The Origins of Solana: How to Turn Thoughts into Reality?

Reprinted from jinse
02/18/2025·2MAuthor: Jeff February, Blockworks; Translated by: Wuzhu, Golden Finance
Every great innovation begins with a problem. For Solana, this problem is obvious. Blockchain is too slow, too expensive to be adopted by mainstream. Ethereum is facing congestion, Bitcoin is too rigid for complex applications, and no one else has made any meaningful progress in solving scalability issues. This will be a daunting technical challenge for an engineer, prompting him to set out to build his own decentralized network to process transactions at the speed of the internet.
In 2017, experienced Qualcomm engineer Anatoly Yakovenko turned his attention to Web3. He was attracted by its potential to decentralize finance and reshape the Internet. While the technology is promising, blockchain has begun to shrink after nearly a decade of relative victory: it has expanded too slowly. This inefficiency is a fundamental bottleneck. It clearly hinders the massive adoption of real-time gaming, decentralized finance, physical infrastructure networks, artificial intelligence reasoning and autonomous machine coordination.
The problem is that blockchain lacks a built-in clock. Each node in the decentralized system confirms transactions in order, and the entire network needs to be consistent to complete. This process is slow, which makes blockchain unsuitable for high-speed applications. Yakovenko 's breakthrough comes from the introduction of Proof of History (PoH), a conceptual encryption method that timestamps transactions before they enter blocks, creating verifiable sequences of events.

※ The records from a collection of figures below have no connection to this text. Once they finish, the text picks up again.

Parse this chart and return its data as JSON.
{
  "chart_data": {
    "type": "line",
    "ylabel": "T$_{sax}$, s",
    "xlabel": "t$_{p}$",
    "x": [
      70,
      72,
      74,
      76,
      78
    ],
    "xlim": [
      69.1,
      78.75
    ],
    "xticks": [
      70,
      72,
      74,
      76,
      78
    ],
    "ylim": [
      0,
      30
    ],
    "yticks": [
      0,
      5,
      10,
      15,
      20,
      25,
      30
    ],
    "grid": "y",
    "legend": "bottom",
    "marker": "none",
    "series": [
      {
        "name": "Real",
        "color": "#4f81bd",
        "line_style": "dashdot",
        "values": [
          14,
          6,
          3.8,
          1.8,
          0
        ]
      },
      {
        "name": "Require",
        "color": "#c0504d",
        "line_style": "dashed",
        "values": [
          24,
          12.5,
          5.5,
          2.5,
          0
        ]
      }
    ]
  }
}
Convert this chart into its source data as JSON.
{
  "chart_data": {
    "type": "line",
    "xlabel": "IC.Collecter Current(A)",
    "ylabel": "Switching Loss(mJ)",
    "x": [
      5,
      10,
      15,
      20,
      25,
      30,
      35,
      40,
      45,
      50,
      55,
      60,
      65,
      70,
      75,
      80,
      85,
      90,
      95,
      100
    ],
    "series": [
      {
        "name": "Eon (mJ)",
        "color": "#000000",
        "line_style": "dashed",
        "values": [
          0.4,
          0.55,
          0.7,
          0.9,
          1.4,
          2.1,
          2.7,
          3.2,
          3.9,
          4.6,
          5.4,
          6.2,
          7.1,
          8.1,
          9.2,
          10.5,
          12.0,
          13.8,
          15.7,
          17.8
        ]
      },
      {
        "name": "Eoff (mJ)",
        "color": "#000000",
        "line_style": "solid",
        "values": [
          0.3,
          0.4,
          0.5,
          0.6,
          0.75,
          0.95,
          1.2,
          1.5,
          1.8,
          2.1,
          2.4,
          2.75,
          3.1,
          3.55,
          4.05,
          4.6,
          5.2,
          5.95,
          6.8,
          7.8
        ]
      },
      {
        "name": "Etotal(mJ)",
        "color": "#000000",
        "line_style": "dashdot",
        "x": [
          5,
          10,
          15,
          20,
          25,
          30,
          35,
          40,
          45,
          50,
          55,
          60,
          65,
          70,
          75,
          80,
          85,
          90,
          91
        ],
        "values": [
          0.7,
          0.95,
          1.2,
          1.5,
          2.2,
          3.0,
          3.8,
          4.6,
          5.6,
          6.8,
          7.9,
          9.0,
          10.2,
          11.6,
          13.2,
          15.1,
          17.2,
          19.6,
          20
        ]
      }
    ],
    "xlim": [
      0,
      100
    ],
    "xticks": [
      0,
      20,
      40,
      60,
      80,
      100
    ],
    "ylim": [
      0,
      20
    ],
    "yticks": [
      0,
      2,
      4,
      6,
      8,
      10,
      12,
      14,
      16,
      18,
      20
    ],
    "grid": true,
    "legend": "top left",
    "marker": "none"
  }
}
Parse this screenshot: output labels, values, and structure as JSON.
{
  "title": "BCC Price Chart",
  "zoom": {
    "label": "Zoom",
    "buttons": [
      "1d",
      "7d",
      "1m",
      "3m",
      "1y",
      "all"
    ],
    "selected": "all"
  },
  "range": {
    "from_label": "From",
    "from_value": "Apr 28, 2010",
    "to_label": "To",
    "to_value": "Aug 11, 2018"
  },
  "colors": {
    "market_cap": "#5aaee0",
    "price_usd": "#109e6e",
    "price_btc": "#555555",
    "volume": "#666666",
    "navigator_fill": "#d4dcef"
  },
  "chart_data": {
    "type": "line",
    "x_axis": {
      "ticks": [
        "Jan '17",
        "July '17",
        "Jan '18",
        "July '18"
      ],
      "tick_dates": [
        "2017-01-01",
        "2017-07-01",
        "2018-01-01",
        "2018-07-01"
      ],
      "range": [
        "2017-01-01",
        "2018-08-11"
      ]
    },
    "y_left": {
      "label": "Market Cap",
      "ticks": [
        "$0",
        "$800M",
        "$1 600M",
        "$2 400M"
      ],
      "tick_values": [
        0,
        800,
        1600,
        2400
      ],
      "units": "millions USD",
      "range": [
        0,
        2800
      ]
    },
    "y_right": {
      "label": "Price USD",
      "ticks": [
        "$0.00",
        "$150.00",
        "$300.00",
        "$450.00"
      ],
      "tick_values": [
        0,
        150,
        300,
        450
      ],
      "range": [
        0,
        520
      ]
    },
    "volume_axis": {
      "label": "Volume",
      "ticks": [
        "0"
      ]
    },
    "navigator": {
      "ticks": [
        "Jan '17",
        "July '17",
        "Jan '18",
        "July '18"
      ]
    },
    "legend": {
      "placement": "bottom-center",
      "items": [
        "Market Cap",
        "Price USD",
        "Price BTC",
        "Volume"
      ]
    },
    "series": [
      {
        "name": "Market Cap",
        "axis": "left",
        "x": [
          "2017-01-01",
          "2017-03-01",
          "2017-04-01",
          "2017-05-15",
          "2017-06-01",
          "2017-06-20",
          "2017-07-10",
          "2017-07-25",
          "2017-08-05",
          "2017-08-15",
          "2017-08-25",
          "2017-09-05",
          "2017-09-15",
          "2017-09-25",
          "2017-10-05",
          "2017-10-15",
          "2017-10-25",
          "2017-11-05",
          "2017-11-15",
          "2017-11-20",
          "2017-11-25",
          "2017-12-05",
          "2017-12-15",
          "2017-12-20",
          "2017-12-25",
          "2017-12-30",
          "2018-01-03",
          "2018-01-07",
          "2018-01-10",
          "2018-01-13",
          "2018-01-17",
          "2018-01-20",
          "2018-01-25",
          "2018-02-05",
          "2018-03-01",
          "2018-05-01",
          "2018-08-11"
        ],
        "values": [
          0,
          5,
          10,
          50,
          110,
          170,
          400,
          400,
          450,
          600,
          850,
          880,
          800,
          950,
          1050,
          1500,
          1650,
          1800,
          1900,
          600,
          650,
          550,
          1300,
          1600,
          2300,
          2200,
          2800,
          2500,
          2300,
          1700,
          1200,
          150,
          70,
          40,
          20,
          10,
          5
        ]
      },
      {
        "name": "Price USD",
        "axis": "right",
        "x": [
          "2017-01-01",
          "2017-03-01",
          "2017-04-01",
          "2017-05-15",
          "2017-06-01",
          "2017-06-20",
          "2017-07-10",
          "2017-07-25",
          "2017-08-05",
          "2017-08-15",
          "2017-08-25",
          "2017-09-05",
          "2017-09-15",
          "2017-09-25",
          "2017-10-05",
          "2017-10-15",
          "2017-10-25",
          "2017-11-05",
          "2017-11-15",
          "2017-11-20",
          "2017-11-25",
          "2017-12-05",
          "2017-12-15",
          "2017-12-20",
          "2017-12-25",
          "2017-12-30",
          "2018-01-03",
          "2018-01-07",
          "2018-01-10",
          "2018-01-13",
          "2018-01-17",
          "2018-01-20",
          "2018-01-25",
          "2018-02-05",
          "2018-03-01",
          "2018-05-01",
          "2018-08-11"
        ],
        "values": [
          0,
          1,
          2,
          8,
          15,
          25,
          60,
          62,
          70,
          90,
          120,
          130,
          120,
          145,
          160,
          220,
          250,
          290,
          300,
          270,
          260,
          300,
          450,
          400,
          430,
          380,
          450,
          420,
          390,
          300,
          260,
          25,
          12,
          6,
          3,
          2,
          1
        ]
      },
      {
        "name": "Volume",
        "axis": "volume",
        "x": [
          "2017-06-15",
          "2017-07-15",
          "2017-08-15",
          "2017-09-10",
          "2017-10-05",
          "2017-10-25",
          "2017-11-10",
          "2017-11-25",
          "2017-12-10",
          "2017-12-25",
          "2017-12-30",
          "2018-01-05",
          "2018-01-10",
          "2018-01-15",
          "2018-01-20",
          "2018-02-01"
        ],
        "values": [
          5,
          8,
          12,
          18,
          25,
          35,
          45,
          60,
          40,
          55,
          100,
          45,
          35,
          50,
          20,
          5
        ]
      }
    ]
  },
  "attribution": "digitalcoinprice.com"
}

Unlike traditional verification (nodes process transactions in sequence), PoH supports simultaneous processing. This innovation provides rocket fuel for efficiency, freeing up unprecedented throughput and eliminating congestion. Yakovenko formed a team of engineers, including Greg Fitzgerald (also from Qualcomm) and Raj Gokal. They founded Solana Labs in 2018, inspired by the small California waterfront town where Yakovenko often surfed.
In the early stages, Solana Labs started through private funding and raised about $20 million from venture capitalists and early cryptocurrency investors. The team built and tested a prototype network that proved the potential of PoH, with benchmarks showing that it can process over 50,000 transactions per second – several orders of magnitude faster than Ethereum and Bitcoin.
Solana officially launched its mainnet beta in March 2020, when the Covid-19 pandemic caused global markets to become in chaos. Despite the bad timing, the network has attracted the attention of developers and investors due to its commitment to high-speed, low-cost transactions. The ability to process transactions at a fraction of a cent makes it an ideal platform for DeFi applications, gaming platforms and numerous experimental decentralized tools—all of which were subject to Ethereum slow speeds and gas fees before that High limit.
In June 2021, Solana Labs received a $314 million financing led by Andreessen Horowitz (a16z) and Polychain Capital. The legitimacy this runway brings to the ecosystem allows it to expand and innovate quickly. Solana soon became the home of Serum (DEX), Raydium (AMM liquidity provider), Mango Markets (margin trading agreement), etc. At the end of 2021, Solana's price surged to a high of $260 — up from $0.50 18 months ago — cemented its top five cryptocurrency position in the market cap. Investor confidence soared and Solana's momentum seemed unstoppable. By the end of 2021, Solana has evolved from an ambitious experiment to a major force in the crypto space. However, behind its rapid rise lies invisible challenges that will soon test the resilience and stability of the network.
Preview of the next chapter of the Solana series: How the collapse of one of the biggest players in cryptocurrencies has brought shock waves to the Web3 ecosystem and why many people think Solana cannot survive.